Scientific breakthroughs often give rise to unintended consequences. For example, atomic theory enabled the wonders of nuclear energy, but also gave birth to the atom bomb. I couldn't help but think of this analogy when the Nobel prize in economics was awarded this year to Myron S. Scholes and Robert C. Merton for their work on option pricing theory.
Messrs. Scholes and Merton, together with the late Fischer Black, solved the problem of option pricing by noting the equivalence, at least in theory, between options and dynamic positions in the underlying risky asset and cash. The pricing formula recognizes the arbitrage between the option instrument and this "replicating" portfolio.
Options per se and the pricing formula itself are valuable and benign. However, the replicating portfolios implicit in the pricing formula opened the door to the creation of synthetic options. That is, by taking and trading positions in the underlying asset and cash, investors could construct a portfolio that would, in theory, replicate the behavior of the option. This outcome from Black-Scholes-Merton's central insight poses grave dangers for markets.
Demand outstrips supply
There is greater natural demand for put and call option positions than there is natural supply, because of human nature -- fear and greed. Puts can provide safety by protecting against losses, just as insurance does. Calls can provide speculative enjoyment, as do lottery tickets. But sellers of puts and calls, in exchange for the option premium, risk large losses; if they're unhedged, they risk everything.
In the absence of sufficient natural counterparties to meet the demand for puts and calls, locals on options exchanges, OTC dealers and others may step in for a large enough premium. That is, they can meet the demand by selling puts and calls. In doing so, they become "short" the options; they can neutralize their risk exposure by synthetically replicating long option positions.
Replicating long put and call option positions requires selling as the market falls and buying as it rises. These are trend-following trading rules that are driven only by price changes. Because other investors do not know this, however, they may misread the trades as containing information about fundamentals. They will then be encouraged to trade in the same direction as the dynamic hedgers, or discouraged from taking the other side of hedgers' trades. This can exaggerate market moves.
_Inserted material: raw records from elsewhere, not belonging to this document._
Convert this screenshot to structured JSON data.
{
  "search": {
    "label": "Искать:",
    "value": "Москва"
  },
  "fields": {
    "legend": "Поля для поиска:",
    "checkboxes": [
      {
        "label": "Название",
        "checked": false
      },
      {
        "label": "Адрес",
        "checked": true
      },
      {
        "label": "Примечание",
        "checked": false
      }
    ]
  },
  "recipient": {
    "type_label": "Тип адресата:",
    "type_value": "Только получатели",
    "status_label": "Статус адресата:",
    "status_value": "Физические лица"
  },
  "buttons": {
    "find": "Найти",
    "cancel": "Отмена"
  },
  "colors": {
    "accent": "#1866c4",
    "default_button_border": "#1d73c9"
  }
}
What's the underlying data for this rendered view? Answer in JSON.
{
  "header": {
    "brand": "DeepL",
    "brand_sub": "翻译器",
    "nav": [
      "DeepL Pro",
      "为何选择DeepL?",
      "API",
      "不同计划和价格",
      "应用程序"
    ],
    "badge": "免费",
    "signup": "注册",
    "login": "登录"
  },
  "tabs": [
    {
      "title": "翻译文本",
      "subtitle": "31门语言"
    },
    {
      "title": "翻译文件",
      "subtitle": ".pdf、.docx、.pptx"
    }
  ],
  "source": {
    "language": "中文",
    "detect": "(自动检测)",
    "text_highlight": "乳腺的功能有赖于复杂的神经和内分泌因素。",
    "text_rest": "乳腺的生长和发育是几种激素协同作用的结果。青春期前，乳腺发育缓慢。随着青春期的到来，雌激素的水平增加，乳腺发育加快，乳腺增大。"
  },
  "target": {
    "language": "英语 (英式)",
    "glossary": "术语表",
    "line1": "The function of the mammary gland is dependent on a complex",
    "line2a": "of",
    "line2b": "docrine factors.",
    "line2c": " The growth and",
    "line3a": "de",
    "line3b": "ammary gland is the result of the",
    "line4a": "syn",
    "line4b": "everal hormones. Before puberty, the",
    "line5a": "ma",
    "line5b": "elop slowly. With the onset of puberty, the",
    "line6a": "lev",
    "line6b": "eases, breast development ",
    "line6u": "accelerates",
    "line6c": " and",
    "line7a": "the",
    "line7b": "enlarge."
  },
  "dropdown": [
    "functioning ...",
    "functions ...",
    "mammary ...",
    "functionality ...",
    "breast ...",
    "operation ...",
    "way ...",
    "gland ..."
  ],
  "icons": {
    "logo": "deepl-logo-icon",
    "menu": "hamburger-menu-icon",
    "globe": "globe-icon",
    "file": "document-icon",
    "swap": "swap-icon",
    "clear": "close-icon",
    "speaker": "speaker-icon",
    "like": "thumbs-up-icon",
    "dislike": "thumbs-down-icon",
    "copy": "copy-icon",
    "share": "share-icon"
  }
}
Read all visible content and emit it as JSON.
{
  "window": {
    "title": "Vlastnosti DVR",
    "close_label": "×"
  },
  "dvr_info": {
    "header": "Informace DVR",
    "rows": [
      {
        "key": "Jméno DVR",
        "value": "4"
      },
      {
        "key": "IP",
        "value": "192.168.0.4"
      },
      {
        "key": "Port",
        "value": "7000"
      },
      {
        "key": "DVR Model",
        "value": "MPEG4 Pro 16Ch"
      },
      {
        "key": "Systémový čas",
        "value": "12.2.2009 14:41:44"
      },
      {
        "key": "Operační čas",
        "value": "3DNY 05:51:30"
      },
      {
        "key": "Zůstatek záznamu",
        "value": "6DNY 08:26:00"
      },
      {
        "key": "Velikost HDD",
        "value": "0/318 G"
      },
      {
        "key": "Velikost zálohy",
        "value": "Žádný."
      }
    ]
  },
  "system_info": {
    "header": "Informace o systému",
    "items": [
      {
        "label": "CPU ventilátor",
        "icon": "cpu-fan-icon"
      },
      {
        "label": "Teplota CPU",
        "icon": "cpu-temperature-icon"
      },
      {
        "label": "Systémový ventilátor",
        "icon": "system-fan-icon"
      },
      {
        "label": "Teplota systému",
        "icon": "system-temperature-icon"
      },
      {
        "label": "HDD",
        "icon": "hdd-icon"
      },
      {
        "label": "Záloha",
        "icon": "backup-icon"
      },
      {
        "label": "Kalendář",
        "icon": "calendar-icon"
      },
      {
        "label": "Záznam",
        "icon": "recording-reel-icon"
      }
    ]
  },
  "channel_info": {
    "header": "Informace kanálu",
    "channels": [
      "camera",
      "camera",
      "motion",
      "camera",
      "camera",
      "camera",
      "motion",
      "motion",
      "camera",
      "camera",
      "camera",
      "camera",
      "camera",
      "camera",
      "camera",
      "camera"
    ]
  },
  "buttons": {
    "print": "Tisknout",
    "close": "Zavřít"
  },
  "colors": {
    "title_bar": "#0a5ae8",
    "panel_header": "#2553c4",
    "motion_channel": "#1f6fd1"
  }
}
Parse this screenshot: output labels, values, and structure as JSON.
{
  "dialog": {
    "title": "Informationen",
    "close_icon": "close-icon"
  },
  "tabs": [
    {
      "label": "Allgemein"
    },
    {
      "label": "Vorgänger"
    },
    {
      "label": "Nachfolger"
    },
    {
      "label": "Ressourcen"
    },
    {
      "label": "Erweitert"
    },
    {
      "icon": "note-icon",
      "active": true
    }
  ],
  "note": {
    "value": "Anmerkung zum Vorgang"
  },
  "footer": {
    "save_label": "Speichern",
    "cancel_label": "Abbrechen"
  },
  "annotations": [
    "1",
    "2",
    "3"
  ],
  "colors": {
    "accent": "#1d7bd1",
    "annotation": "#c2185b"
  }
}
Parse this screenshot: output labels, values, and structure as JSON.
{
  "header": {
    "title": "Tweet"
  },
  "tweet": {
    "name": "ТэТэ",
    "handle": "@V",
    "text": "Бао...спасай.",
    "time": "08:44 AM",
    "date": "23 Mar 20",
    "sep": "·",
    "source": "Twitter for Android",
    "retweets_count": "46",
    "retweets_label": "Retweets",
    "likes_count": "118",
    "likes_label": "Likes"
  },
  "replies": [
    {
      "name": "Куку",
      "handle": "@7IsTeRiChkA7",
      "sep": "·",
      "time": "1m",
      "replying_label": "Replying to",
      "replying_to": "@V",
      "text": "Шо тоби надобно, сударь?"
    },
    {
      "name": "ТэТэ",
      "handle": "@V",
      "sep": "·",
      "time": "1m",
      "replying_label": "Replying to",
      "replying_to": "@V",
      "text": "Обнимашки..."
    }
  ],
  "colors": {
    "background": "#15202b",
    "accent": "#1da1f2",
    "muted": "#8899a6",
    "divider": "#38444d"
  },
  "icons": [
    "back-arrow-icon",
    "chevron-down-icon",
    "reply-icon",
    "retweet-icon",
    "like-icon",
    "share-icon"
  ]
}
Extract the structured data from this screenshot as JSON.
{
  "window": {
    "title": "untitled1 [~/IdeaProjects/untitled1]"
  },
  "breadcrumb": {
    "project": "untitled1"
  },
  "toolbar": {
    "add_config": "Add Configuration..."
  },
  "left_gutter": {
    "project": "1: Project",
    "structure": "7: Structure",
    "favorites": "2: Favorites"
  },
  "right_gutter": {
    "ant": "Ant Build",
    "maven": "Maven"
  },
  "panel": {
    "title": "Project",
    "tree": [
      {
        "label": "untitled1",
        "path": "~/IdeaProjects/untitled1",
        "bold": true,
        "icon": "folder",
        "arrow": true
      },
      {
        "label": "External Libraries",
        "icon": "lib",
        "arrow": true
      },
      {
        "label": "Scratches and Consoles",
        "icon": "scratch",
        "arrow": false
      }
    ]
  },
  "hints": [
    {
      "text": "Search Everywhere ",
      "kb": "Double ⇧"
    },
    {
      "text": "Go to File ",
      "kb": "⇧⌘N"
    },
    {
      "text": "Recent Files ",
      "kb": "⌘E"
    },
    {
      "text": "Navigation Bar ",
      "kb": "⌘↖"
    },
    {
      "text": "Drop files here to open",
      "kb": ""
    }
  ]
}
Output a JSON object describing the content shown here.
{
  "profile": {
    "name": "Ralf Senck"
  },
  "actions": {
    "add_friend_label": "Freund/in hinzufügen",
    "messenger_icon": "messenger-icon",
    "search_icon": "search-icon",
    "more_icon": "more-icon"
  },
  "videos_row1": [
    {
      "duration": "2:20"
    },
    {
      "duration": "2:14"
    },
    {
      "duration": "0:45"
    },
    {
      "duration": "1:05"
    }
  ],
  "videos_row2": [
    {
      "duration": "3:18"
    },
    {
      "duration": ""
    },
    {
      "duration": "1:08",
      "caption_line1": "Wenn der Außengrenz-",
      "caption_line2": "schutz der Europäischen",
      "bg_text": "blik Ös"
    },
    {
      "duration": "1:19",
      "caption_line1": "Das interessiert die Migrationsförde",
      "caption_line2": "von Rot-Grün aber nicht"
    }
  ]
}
Market moves become exaggerated
When dynamic hedging calls for buying, it can cause prices to rise more than they otherwise would, thereby exaggerating upward market moves. Prices can rise above the levels supportable by fundamentals. The higher prices rise above fundamental values, the more fragile the market becomes. At some point, even slightly bad news can trigger a price decline. At that point, dynamic hedging programs will call for selling, which can exaggerate downward market moves.
In both cases, dynamic hedgers' trading has the potential to create a snowball effect by pulling in other investors who will also trade in the same direction as the market. Given investors' tendency to be more averse to losses than desirous of gains, however, panic selling is likely to be more pronounced than manic buying.
Dynamic hedging thus has the power to blow up the market. This is what portfolio insurance, a form of dynamic hedging, did on Oct. 19, 1987. The market fell 23% on that day, the steepest one-day percentage decline in its history. More recently, the dynamic hedging associated with OTC puts has been blamed for several bouts of market instability, notably in 1989, 1991, and, possibly, October 1997.
Market volatility today has, if anything, increased the demand for OTC options, as well as for retail products promising equity participation with a guarantee of initial investment. The threat to markets is only increased by the fact that no one really knows the extent of dynamic hedging being undertaken in association with these instruments.
Options can be wonderful instruments for controlling risk. But risk is an unavoidable part of financial markets in the aggregate. Risk can be shifted, but it can't be eliminated. We forget this at our peril.